Resumo – Abordagem geral dos elementos necessários a caracterização, relacionamento causal, fundamentação, documentação, apresentação e negociação de um claim. Procede-se a breve retrospectiva histórica da origem do claim, desde a idade antiga e clássica passando pela idade moderna até os dias atuais. Avalia-se suscintamente o claim sob a ótica do código civil nacional.

Introdução

Mais que nunca, a escassez de recursos, a alta competitividade (presente em todos os setores econômicos), à consolidação da abertura do país a produtos estrangeiros, bem como a tendência natural das organizações em otimizarem seu recursos, contribuíram para a criação de um terreno fértil e ideal para a prática do Gerenciamento de Projetos sistematizadas em metodologias.
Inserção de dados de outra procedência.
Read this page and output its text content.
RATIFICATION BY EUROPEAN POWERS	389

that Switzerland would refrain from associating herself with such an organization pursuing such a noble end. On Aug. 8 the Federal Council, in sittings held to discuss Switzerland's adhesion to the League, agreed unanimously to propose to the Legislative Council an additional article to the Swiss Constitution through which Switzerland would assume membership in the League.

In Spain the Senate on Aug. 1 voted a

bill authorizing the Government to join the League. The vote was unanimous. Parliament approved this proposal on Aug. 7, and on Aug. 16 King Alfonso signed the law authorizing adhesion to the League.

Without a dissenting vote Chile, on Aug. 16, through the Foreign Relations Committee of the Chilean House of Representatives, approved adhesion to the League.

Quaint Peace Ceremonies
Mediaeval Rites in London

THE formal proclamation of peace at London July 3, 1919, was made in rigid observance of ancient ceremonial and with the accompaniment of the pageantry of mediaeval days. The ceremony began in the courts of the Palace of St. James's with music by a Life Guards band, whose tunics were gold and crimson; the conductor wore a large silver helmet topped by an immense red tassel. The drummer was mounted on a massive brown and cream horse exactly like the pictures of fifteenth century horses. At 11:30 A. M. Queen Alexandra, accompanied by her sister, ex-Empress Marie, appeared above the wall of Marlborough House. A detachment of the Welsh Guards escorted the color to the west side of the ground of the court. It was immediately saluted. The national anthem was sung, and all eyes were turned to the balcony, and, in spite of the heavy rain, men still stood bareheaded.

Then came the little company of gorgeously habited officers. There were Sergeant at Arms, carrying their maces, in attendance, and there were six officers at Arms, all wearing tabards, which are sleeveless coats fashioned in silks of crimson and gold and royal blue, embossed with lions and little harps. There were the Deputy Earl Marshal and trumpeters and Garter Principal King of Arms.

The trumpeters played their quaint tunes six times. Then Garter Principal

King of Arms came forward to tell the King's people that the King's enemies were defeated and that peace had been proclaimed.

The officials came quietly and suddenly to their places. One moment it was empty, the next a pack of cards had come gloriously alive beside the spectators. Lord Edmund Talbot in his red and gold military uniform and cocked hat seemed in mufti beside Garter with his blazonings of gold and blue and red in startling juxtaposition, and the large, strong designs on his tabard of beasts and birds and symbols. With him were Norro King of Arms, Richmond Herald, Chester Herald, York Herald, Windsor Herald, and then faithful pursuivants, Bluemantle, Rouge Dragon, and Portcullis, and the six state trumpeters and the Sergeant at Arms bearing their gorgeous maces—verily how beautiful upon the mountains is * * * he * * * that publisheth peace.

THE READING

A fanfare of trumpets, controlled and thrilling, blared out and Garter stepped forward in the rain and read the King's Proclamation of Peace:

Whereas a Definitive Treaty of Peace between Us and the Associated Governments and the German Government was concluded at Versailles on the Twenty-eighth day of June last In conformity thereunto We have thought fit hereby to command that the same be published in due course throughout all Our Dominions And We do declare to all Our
Um número crescente de empresas no Brasil vêm utilizando metodologias para o Gerenciamento de Projetos, em especial o PMBOK (PMI), que sem sombra de dúvidas representa uma evolução na forma das empresas concretizarem seus planejamentos estratégicos, conduzindo ações com prazo, escopo e custo definido.
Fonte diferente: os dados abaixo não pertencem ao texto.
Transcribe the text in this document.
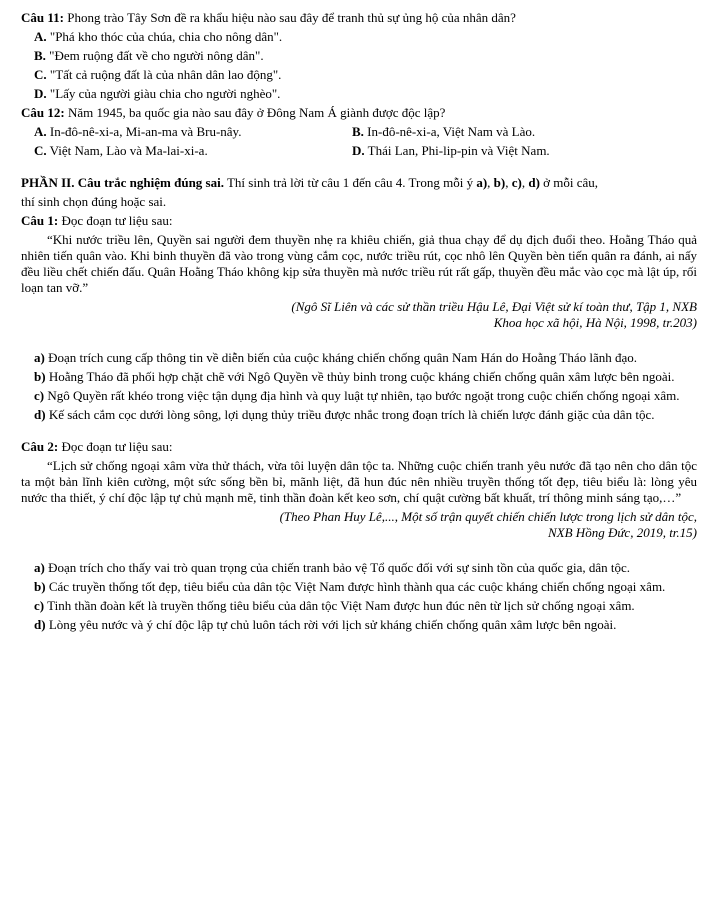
Câu 11: Phong trào Tây Sơn đề ra khẩu hiệu nào sau đây để tranh thủ sự ủng hộ của nhân dân?
A. "Phá kho thóc của chúa, chia cho nông dân".
B. "Đem ruộng đất về cho người nông dân".
C. "Tất cả ruộng đất là của nhân dân lao động".
D. "Lấy của người giàu chia cho người nghèo".
Câu 12: Năm 1945, ba quốc gia nào sau đây ở Đông Nam Á giành được độc lập?
A. In-đô-nê-xi-a, Mi-an-ma và Bru-nây.	B. In-đô-nê-xi-a, Việt Nam và Lào.
C. Việt Nam, Lào và Ma-lai-xi-a.	D. Thái Lan, Phi-lip-pin và Việt Nam.
PHẦN II. Câu trắc nghiệm đúng sai. Thí sinh trả lời từ câu 1 đến câu 4. Trong mỗi ý a), b), c), d) ở mỗi câu,
thí sinh chọn đúng hoặc sai.
Câu 1: Đọc đoạn tư liệu sau:
“Khi nước triều lên, Quyền sai người đem thuyền nhẹ ra khiêu chiến, giả thua chạy để dụ địch đuổi theo. Hoằng Tháo quả nhiên tiến quân vào. Khi binh thuyền đã vào trong vùng cắm cọc, nước triều rút, cọc nhô lên Quyền bèn tiến quân ra đánh, ai nấy đều liều chết chiến đấu. Quân Hoằng Tháo không kịp sửa thuyền mà nước triều rút rất gấp, thuyền đều mắc vào cọc mà lật úp, rối loạn tan vỡ.”
(Ngô Sĩ Liên và các sử thần triều Hậu Lê, Đại Việt sử kí toàn thư, Tập 1, NXB
Khoa học xã hội, Hà Nội, 1998, tr.203)
a) Đoạn trích cung cấp thông tin về diễn biến của cuộc kháng chiến chống quân Nam Hán do Hoằng Tháo lãnh đạo.
b) Hoằng Tháo đã phối hợp chặt chẽ với Ngô Quyền về thủy binh trong cuộc kháng chiến chống quân xâm lược bên ngoài.
c) Ngô Quyền rất khéo trong việc tận dụng địa hình và quy luật tự nhiên, tạo bước ngoặt trong cuộc chiến chống ngoại xâm.
d) Kế sách cắm cọc dưới lòng sông, lợi dụng thủy triều được nhắc trong đoạn trích là chiến lược đánh giặc của dân tộc.
Câu 2: Đọc đoạn tư liệu sau:
“Lịch sử chống ngoại xâm vừa thử thách, vừa tôi luyện dân tộc ta. Những cuộc chiến tranh yêu nước đã tạo nên cho dân tộc ta một bản lĩnh kiên cường, một sức sống bền bỉ, mãnh liệt, đã hun đúc nên nhiều truyền thống tốt đẹp, tiêu biểu là: lòng yêu nước tha thiết, ý chí độc lập tự chủ mạnh mẽ, tinh thần đoàn kết keo sơn, chí quật cường bất khuất, trí thông minh sáng tạo,…”
(Theo Phan Huy Lê,..., Một số trận quyết chiến chiến lược trong lịch sử dân tộc,
NXB Hồng Đức, 2019, tr.15)
a) Đoạn trích cho thấy vai trò quan trọng của chiến tranh bảo vệ Tổ quốc đối với sự sinh tồn của quốc gia, dân tộc.
b) Các truyền thống tốt đẹp, tiêu biểu của dân tộc Việt Nam được hình thành qua các cuộc kháng chiến chống ngoại xâm.
c) Tinh thần đoàn kết là truyền thống tiêu biểu của dân tộc Việt Nam được hun đúc nên từ lịch sử chống ngoại xâm.
d) Lòng yêu nước và ý chí độc lập tự chủ luôn tách rời với lịch sử kháng chiến chống quân xâm lược bên ngoài.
Essas empresas constituem estruturas organizacionais cujo tempo de duração em pouco ultrapassa o tempo de duração de seus projetos, ou seja, elas mobilizam organizações (que podem ser chamadas de Project Office, ou escritório de gerenciamento do projeto) contratam pessoas especializadas do mercado, alugam equipamentos, contratam empresas prestadoras de serviços ou fornecedoras de equipamentos e materiais e na conclusão do projeto implodem essas estruturas absorvendo em seu sistema todo o conhecimento trazido por esses especialistas e empresas.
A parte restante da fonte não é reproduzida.